Like everyone else, TSMC uses 300mm dia. wafers. This yields about 70,000mm^2 of usable area.
So how many M3 Max can you fit on one wafer? That's a hard question to answer because I haven't seen anyone reveal the actual measured size. I'm going to assume it's 500mm^2 because it should be a bit larger than past Max chips, and the M1 Max was supposedly about 430mm^2. Also, 500 makes the numbers for the first round of calculations nicer.

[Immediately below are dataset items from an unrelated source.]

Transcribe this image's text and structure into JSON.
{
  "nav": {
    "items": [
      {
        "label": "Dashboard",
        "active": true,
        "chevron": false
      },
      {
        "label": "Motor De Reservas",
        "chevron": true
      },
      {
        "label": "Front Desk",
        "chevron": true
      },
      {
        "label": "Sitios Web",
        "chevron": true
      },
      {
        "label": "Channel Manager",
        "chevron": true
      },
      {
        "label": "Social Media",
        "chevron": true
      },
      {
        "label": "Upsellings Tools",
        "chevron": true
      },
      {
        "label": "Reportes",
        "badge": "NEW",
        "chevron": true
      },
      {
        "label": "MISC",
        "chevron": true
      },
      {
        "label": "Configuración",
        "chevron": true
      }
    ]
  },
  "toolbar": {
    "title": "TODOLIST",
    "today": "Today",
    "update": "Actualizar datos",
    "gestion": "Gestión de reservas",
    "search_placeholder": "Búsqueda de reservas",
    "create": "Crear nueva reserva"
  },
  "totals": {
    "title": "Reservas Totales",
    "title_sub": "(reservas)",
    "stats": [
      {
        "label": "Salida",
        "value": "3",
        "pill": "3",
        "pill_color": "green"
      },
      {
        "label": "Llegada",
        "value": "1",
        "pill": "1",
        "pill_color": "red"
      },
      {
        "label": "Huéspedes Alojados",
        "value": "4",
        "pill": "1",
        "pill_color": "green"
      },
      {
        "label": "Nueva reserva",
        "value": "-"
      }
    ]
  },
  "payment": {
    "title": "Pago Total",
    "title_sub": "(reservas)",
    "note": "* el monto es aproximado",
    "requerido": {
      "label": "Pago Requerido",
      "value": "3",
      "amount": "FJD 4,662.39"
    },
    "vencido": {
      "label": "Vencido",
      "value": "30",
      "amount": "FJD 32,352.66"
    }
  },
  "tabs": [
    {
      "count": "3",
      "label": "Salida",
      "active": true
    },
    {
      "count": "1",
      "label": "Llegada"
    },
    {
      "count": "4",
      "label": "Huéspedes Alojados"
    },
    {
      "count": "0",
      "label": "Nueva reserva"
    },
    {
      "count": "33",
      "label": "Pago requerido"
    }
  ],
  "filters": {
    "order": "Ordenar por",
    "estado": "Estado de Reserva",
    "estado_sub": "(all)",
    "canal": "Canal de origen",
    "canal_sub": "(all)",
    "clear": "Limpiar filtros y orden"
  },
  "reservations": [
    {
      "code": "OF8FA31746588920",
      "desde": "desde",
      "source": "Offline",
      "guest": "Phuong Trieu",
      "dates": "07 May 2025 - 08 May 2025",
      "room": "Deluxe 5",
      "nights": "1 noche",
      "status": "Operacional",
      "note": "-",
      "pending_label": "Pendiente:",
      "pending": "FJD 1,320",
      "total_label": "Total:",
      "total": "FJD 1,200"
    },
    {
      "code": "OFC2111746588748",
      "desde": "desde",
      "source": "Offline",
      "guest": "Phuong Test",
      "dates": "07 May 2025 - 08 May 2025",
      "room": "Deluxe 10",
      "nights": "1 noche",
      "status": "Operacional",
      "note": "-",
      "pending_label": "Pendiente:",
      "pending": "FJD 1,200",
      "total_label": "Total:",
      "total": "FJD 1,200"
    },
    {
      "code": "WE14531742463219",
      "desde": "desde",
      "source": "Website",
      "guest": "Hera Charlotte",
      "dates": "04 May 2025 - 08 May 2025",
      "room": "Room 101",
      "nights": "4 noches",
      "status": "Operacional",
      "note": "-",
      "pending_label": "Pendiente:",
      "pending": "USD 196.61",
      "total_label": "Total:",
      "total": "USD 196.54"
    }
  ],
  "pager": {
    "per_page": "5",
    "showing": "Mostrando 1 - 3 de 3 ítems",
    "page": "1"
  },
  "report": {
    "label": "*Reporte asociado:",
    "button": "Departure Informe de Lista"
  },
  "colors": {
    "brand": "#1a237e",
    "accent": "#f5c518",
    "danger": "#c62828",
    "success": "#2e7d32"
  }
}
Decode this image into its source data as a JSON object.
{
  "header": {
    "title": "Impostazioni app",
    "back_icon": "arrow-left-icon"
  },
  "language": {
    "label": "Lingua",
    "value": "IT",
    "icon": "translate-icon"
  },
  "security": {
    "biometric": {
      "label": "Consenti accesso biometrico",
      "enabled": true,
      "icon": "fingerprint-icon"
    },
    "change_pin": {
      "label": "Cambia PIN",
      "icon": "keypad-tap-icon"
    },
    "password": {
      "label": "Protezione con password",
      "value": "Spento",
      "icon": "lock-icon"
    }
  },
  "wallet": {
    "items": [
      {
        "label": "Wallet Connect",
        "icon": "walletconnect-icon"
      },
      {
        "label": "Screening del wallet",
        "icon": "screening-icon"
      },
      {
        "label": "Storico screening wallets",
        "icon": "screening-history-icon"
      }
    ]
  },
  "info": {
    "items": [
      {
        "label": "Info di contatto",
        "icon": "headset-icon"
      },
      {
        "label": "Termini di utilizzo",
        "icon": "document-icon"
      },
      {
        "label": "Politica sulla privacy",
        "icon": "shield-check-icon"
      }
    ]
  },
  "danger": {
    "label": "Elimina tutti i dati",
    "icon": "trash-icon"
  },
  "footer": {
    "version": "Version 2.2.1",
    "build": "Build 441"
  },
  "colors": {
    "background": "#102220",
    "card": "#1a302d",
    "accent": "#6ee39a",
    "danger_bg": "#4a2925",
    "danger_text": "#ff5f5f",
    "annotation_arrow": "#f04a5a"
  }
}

Speaking of, we'll ignore that the wafer is circular while the die is a rectangle. So we just divide 70000 by 500 and get a neat round number of 140 M3 Max per wafer. Let's further assume that the M3 Max is square. (It actually almost is, according to pixel counting, though the hidden Ultra Fusion interconnect will likely push it slightly more rectangular.) We have to lay the 140 die out in a grid, and since sqrt(140) is not a nice integer, let's bump the assumed wafer size slightly. That puts our baseline as 144 die in a 12*12 grid on a 72,000mm^2 square wafer. (Spherical cow, square wafer, same kinda thing...)

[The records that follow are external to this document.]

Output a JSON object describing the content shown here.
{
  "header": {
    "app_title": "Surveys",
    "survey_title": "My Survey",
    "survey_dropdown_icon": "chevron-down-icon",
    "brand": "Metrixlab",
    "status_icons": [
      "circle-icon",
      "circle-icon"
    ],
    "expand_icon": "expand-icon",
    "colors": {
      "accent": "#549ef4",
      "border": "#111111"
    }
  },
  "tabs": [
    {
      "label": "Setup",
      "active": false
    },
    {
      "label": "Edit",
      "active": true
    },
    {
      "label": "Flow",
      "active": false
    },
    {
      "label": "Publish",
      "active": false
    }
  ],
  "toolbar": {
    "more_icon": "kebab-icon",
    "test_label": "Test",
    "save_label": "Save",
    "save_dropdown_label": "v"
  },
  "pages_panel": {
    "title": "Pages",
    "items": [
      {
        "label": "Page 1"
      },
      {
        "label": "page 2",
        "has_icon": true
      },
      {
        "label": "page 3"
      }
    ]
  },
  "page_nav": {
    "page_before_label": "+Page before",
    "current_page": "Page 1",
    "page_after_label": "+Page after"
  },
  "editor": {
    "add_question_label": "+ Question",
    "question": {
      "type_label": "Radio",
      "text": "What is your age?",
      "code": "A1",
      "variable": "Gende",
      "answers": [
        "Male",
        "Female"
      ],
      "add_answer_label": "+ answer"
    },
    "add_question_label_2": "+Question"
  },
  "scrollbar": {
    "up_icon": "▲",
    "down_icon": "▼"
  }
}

With that 144-die wafer as our baseline, how many extra die do we get once we chop 7% of the height?
Well... the answer is actually a big fat zero. A 500mm^2 die that's perfectly square is 22.36mm x 22.36mm, and the chop gives us 22.36 x 20.8 - we're saving 1.56mm of height. The total height saved is 12 rows * 1.56mm = 18.72mm. But we'd need to free up 20.8mm to add another row, so chopping 1.56mm per die gained us nothing.
Now obviously in the real world you're packing rectangles (not squares) onto a circle (not a square). So you lose a lot of area at the edges to the whole rectangle-packed-on-circle thing. There's also saw kerf laid out between the rows and columns because at some point you gotta singulate the wafer (cut it apart with a diamond saw), and so forth. Many complications I papered over. However, the basic geometric principle remains true: when packing objects that are relatively large into a given area, slightly reducing the size of those objects may not improve the number which can be packed at all.

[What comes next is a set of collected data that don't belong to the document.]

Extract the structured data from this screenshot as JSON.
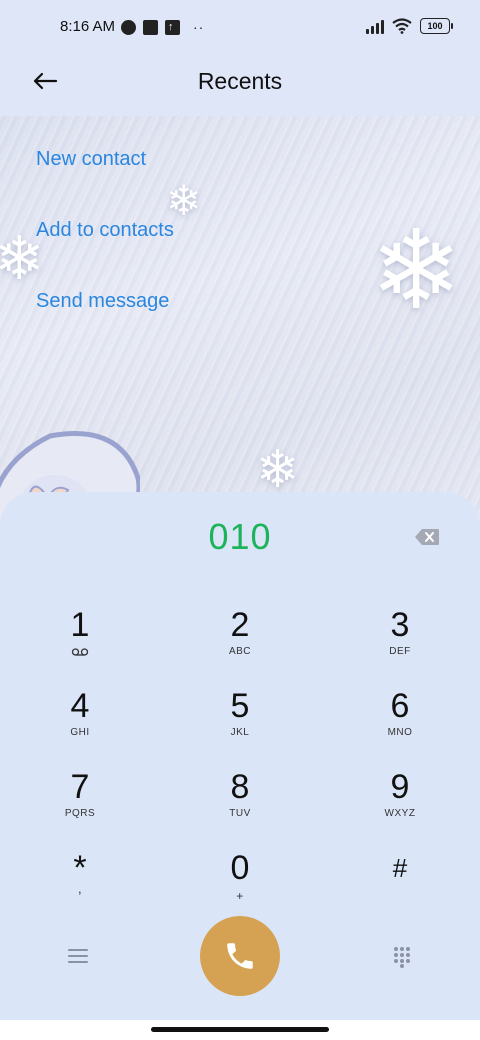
{
  "status_bar": {
    "time": "8:16 AM",
    "battery": "100",
    "icons": [
      "signal-icon",
      "wifi-icon",
      "battery-icon"
    ]
  },
  "header": {
    "title": "Recents"
  },
  "actions": [
    {
      "label": "New contact"
    },
    {
      "label": "Add to contacts"
    },
    {
      "label": "Send message"
    }
  ],
  "dialer": {
    "number": "010",
    "keys": [
      {
        "digit": "1",
        "letters": ""
      },
      {
        "digit": "2",
        "letters": "ABC"
      },
      {
        "digit": "3",
        "letters": "DEF"
      },
      {
        "digit": "4",
        "letters": "GHI"
      },
      {
        "digit": "5",
        "letters": "JKL"
      },
      {
        "digit": "6",
        "letters": "MNO"
      },
      {
        "digit": "7",
        "letters": "PQRS"
      },
      {
        "digit": "8",
        "letters": "TUV"
      },
      {
        "digit": "9",
        "letters": "WXYZ"
      },
      {
        "digit": "*",
        "letters": ","
      },
      {
        "digit": "0",
        "letters": "+"
      },
      {
        "digit": "#",
        "letters": ""
      }
    ]
  },
  "colors": {
    "accent_link": "#2a86df",
    "number_green": "#1db35a",
    "call_button": "#d4a252",
    "background": "#dfe6f7"
  }
}
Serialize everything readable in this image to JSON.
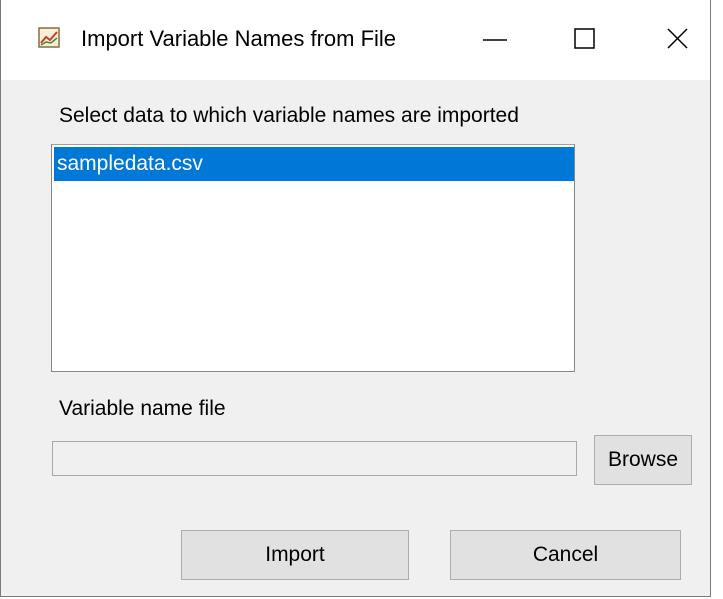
{
  "window": {
    "title": "Import Variable Names from File",
    "app_icon": "chart-app-icon",
    "controls": [
      "minimize-icon",
      "maximize-icon",
      "close-icon"
    ]
  },
  "data_select": {
    "label": "Select data to which variable names are imported",
    "items": [
      "sampledata.csv"
    ],
    "selected_index": 0
  },
  "variable_file": {
    "label": "Variable name file",
    "value": "",
    "browse_label": "Browse"
  },
  "actions": {
    "import_label": "Import",
    "cancel_label": "Cancel"
  },
  "colors": {
    "selection": "#0078d7",
    "dialog_bg": "#f0f0f0",
    "button_bg": "#e1e1e1"
  }
}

(As die size goes down, the gains you get by reducing die size do start to more closely approximate what you'd naively expect just by dividing wafer area by die area.)
But this specific argument makes no sense. There is no reason Apple couldn't sell both chopped M3 Maxes, and full M3 Maxes with some cores and a memory bus disabled, as 30-core M3 Maxes.
I think you're being "technically correct" here. I'm making economic / practical arguments here, not talking about whether it's physically possible to do as you say.
The yield of perfect 40/40 core Maxes is bound to be fairly low as it's such an enormous die. They're going to have plenty of supply of binned down 30c GPU Maxes just by running the wafers required to supply them with 40c GPU Maxes, so why spend all that extra money developing and manufacturing a second mask set? Especially if the chop can only be a very small one, meaning it doesn't even yield them many (or any) extra die per wafer?